The folk-rock singer Lucinda Williams mentions Opelousas in the song "Concrete and Barbed Wire" from her critically acclaimed album Car Wheels on a Gravel Road. Singer-songwriter and comedian Henry Phillips mentions Opelousas as one of the venues in his song "I'm In Minneapolis (You're In Hollywood)"'.

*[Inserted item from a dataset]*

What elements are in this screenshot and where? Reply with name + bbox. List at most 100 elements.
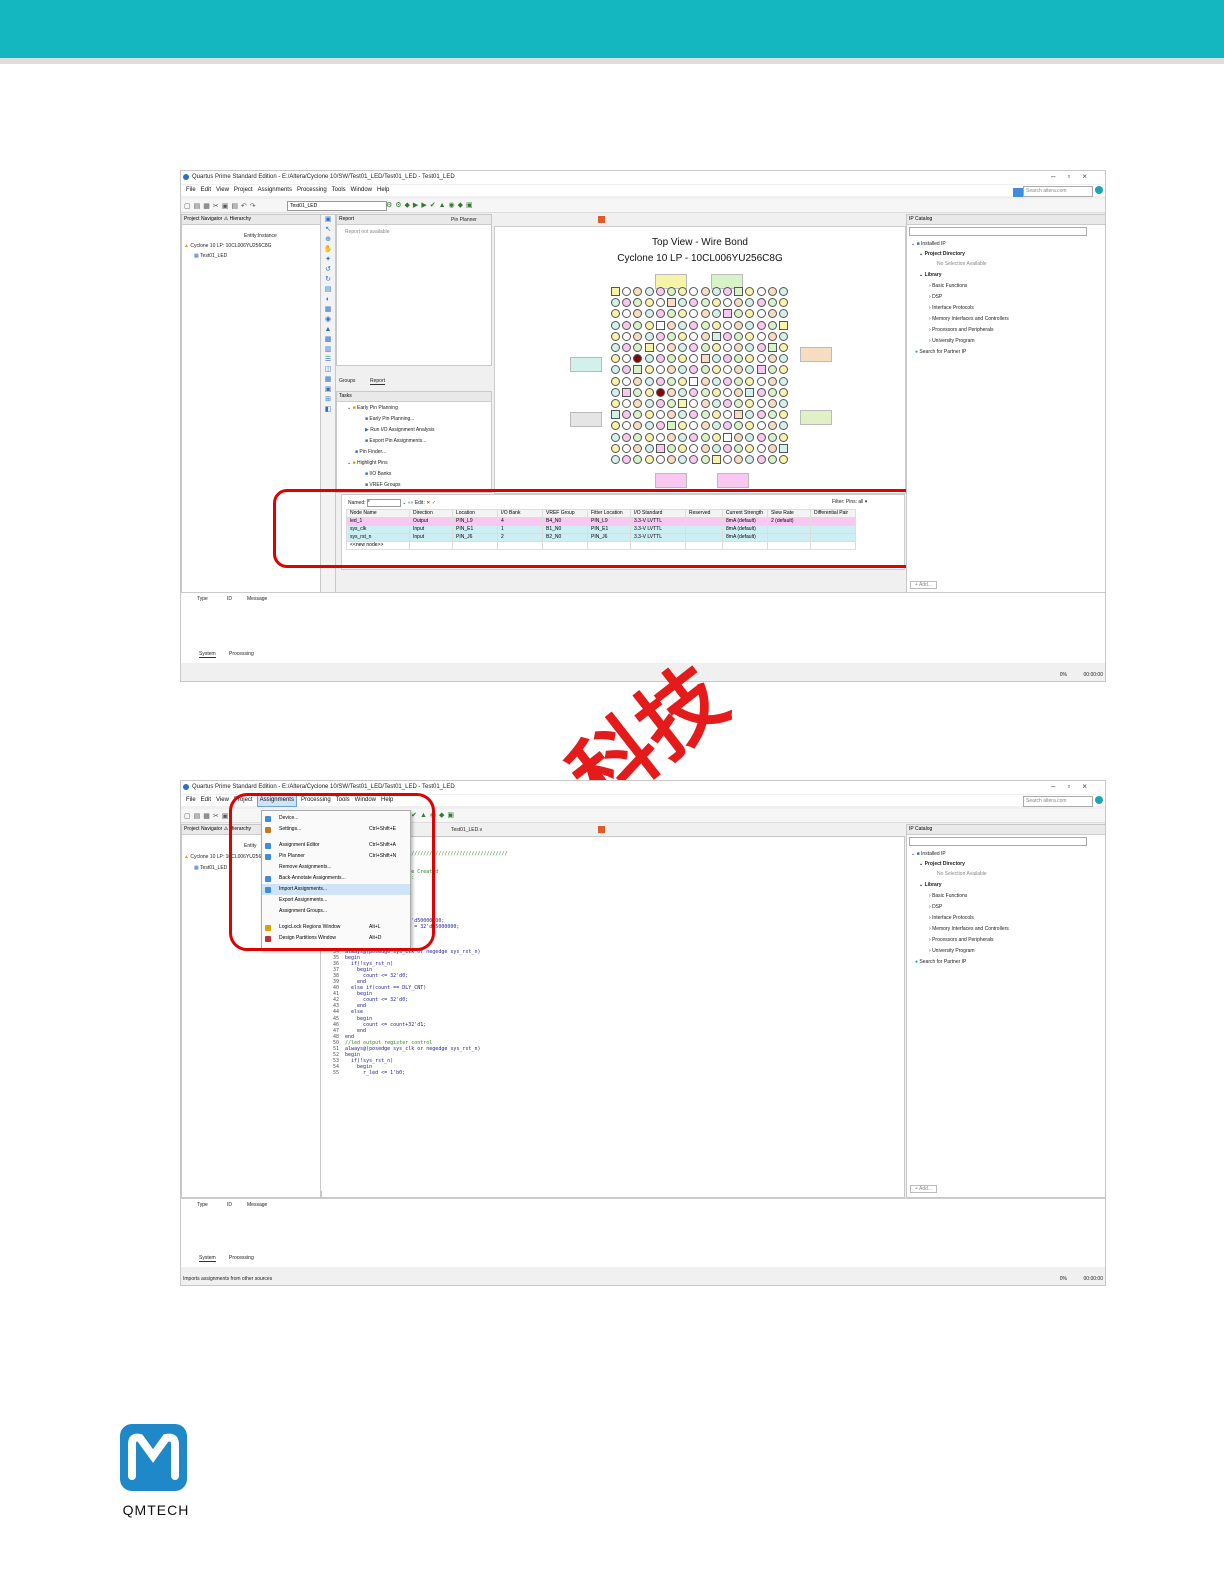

American born singer-songwriter, Victoria Williams, has a song called “Opelousas (Sweet Relief)” that was popularly covered by Maria McKee on the Sweet Relief benefit Album, Sweet Relief a Benefit for Victoria Williams.

Jack Kerouac mentions Opelousas in a poem towards the end of his novel On the Road. The poem was later put to music by Tom Waits as Home I'll Never Be and included on his 2006 album Orphans: Brawlers, Bawlers & Bastards.